La cupola di San Giovanni fu forse l’opera che diede più fama al Correggio che, sempre a Parma, ricevette nel 1522 l’incarico di decorare la cupola del Duomo, incarico prestigioso che l’artista realizzò tra il 1526 e il 1530 circa. Il tema è l’Assunzione della Vergine: il pittore lo sviluppò in modo molto originale precorrendo l’arte barocca, poiché tutte le figure di santi, beati e personaggi della Bibbia si dispongono sulle nuvole seguendo un movimento a spirale verso il centro, dove si vede l’abbagliante luce dorata di Cristo che sopraggiunge per incontrare la Madonna. La rivoluzione correggesca si ha nella completa eliminazione delle architetture, come in San Giovanni (decorazioni simili all’epoca di Correggio erano sempre collocate entro rigorose architetture). La difficoltà nel comprendere l’opera sia per quel che riguarda gli innovativi aspetti stilistici sia per quanto invece riguarda la sua leggibilità, attirarono moltissime critiche sul Correggio: all’epoca la sua opera non fu particolarmente amata. Si trattava infatti di un’opera molto moderna e davvero in anticipo sui tempi. Celebre è l’aneddoto della difesa di Tiziano, al quale la tradizione attribuisce il celebre pensiero secondo il quale, se i parmigiani avessero rovesciato la cupola e l’avessero riempita d’oro, non l’avrebbero mai pagata abbastanza. La fortuna critica di questo lavoro poi seguì fasi alterne nel corso dei secoli: oggi, il valore di quest’opera è chiaro, riconosciuto e indiscusso. Non è ovviamente possibile considerare Correggio un artista barocco, perché quest’opera non nasce con l’intento di meravigliare l’osservatore, inoltre manca a Correggio l’imponente apparato scenografico che sarà proprio dei pittori barocchi. Al pittore emiliano va comunque il merito di aver avuto, grazie alla sua fantasia e al suo ingegno, diverse intuizioni che anticiparono l’arte barocca.

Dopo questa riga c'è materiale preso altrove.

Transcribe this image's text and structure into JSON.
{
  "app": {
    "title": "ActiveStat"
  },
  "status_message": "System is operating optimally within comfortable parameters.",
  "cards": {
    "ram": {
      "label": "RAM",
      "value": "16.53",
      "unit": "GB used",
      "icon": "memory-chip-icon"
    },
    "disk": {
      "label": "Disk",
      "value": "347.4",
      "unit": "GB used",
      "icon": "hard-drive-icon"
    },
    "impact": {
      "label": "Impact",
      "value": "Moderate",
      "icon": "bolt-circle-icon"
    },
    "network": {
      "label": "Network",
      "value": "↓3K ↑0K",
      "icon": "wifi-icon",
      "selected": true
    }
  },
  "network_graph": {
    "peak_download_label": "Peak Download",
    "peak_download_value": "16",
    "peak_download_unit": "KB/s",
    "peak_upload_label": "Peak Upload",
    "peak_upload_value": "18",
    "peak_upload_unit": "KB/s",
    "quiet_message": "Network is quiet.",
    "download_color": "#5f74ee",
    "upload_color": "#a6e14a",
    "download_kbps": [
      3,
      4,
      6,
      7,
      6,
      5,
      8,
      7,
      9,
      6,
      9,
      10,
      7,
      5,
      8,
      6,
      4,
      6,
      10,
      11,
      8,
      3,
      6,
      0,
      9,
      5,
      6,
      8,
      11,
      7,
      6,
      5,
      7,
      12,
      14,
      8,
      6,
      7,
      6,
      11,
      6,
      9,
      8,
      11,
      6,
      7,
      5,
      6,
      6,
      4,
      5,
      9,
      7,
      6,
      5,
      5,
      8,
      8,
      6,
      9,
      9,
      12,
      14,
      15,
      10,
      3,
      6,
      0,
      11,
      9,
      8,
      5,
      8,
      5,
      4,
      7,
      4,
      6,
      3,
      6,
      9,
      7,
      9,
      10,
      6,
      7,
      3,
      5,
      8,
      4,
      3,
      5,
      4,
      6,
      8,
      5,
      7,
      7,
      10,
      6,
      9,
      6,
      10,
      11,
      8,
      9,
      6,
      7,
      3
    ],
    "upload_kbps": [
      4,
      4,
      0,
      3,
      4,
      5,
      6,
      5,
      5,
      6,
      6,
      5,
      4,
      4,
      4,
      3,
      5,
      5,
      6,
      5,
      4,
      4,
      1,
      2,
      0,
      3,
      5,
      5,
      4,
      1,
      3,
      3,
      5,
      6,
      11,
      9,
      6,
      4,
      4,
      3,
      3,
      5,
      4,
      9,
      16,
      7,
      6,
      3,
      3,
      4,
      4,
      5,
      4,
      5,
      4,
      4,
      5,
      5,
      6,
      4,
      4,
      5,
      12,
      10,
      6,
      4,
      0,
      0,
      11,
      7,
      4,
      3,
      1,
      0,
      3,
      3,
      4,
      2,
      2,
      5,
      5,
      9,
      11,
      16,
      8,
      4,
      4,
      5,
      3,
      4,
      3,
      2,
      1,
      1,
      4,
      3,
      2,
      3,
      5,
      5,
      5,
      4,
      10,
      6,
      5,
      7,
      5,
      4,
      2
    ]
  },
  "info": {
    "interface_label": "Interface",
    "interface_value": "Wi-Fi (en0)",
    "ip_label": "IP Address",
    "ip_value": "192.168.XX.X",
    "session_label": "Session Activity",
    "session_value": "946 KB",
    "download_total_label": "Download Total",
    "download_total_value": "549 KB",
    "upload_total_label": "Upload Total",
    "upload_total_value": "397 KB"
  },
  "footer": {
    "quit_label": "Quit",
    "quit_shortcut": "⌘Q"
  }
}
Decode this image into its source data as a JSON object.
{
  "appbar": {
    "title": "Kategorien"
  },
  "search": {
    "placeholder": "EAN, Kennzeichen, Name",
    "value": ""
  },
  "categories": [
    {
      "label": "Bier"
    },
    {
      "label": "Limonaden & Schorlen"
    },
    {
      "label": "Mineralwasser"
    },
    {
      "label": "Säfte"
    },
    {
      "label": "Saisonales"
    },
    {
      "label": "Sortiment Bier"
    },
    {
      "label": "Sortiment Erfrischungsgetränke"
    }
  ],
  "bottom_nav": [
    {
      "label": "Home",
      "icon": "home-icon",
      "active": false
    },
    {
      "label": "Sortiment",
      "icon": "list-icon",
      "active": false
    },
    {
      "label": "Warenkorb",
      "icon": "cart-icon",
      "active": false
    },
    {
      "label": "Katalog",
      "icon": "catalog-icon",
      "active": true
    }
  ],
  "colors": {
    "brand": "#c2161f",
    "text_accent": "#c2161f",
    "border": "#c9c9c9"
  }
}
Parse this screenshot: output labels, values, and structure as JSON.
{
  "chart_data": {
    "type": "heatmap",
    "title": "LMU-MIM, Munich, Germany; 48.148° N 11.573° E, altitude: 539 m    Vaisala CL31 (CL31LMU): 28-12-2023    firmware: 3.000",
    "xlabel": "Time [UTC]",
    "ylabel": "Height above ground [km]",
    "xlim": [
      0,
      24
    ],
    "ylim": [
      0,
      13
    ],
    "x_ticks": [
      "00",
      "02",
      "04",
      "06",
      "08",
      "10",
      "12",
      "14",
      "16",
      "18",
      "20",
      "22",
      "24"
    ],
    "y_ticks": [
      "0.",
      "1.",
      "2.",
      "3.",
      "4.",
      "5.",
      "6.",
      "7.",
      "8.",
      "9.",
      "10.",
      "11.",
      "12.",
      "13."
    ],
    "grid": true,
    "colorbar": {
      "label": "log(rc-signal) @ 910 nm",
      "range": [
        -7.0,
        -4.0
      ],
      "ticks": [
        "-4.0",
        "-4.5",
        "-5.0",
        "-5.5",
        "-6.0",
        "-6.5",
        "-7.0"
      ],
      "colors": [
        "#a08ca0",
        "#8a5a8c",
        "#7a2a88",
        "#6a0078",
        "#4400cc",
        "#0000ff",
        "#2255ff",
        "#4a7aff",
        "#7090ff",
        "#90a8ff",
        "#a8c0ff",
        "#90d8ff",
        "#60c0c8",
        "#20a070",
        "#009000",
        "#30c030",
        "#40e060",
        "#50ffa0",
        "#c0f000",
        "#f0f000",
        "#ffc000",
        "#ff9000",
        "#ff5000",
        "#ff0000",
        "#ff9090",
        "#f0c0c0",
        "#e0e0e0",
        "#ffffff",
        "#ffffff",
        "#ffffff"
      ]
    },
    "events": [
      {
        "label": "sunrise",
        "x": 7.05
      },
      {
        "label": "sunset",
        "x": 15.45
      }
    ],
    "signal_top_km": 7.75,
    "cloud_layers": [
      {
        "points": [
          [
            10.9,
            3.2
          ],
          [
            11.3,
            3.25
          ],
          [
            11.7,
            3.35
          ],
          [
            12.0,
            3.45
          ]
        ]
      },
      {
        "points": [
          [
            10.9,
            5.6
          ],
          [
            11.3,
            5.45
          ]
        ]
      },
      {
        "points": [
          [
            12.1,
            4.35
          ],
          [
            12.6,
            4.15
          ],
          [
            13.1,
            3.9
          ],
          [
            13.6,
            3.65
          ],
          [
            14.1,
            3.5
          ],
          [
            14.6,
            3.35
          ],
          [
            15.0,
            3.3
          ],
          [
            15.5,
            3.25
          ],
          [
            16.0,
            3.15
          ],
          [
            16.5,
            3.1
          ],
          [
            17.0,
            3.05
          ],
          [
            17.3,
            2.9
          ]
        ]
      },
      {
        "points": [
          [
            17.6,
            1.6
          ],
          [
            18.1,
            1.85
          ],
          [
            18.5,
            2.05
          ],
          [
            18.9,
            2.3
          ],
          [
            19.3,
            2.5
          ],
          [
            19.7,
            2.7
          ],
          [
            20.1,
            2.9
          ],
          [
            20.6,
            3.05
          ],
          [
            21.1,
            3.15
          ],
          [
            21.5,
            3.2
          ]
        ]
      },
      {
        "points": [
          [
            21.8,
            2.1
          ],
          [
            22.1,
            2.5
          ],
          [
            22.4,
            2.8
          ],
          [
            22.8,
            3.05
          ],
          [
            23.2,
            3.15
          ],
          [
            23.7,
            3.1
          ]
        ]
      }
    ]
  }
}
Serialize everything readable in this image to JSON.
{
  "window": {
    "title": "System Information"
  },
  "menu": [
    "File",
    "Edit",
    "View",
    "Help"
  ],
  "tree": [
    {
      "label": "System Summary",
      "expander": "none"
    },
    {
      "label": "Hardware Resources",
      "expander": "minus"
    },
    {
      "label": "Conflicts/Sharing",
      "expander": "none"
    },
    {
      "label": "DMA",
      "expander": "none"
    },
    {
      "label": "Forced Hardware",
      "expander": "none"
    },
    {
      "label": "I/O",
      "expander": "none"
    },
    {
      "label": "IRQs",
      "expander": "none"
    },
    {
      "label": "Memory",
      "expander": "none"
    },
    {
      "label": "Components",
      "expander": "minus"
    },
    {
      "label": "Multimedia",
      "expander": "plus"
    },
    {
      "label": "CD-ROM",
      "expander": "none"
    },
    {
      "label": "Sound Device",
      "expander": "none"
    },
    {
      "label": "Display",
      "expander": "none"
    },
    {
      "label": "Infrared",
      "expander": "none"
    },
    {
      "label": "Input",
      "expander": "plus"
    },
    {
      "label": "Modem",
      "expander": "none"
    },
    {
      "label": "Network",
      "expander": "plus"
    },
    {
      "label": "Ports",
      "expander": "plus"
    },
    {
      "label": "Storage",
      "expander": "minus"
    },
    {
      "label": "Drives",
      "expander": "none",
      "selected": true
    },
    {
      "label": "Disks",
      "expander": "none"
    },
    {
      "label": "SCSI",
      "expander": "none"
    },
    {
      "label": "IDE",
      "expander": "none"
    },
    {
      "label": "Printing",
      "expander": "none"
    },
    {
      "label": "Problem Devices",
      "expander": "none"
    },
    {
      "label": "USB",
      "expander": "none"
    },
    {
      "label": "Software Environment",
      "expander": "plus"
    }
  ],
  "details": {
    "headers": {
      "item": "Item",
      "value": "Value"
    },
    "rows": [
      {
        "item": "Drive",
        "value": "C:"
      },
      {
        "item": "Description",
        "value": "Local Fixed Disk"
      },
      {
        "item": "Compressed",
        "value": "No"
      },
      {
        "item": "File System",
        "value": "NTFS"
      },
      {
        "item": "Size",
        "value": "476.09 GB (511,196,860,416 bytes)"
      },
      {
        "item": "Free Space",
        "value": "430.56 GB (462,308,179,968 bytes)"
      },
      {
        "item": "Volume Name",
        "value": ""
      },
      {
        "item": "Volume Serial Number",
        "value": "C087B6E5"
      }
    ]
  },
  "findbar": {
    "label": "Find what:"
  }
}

Infine, è possibile un affondo nell’arte erotica nella quale il Correggio eccelse. È possibile in tal senso citare il ciclo degli amori di Giove: quattro opere tra le più intense di tutta la produzione di Antonio Allegri, dipinte per conto del duca Federico II Gonzaga che gliele commissionò nel 1530, ma furono realizzate a partire dal 1531 e negli anni successivi. Le opere sono Leda e il cigno (Staatliche Museen di Berlino), Danae (Galleria Borghese), Giove e Io e il Ratto di Ganimede (queste ultime entrambe al Kunsthistorisches Museum di Vienna). Prendendo a esempio Giove e Io, opera del 1531-32 circa, ci si trova dinnanzi a un’opera molto coinvolgente, raffinata e sensuale: Io, la ninfa amata da Giove, è rappresentata di schiena, secondo uno schema innovativo per il tempo ma ripreso da opere antiche (per esempio l’Ara Grimani conservata a Venezia che raffigura l’unione tra Amore e Psiche). La ninfa è completamente nuda, e Giove, che prende le forme di una nuvola, la sta abbracciando per unirsi a lei: Io ha il capo reclinato e gli occhi chiusi, in modo molto naturale (il naturalismo è un’altra delle caratteristiche principali del ciclo degli amori di Giov) e si sta abbandonando a Giove. Occorre notare come l’amplesso non sia rappresentato con dovizia di particolari: Correggio preferisce lasciar libera l’immaginazione dell’osservatore, offrendo dunque ulteriore dimostrazione della raffinatezza della sua composizione. Nonostante il tema (gli amori di Giove erano visti spesso con accezione negativa), la storia viene raccontata con vena poetica, offrendo al riguardante una delle scene amorose più emozionanti di tutta la storia dell’arte.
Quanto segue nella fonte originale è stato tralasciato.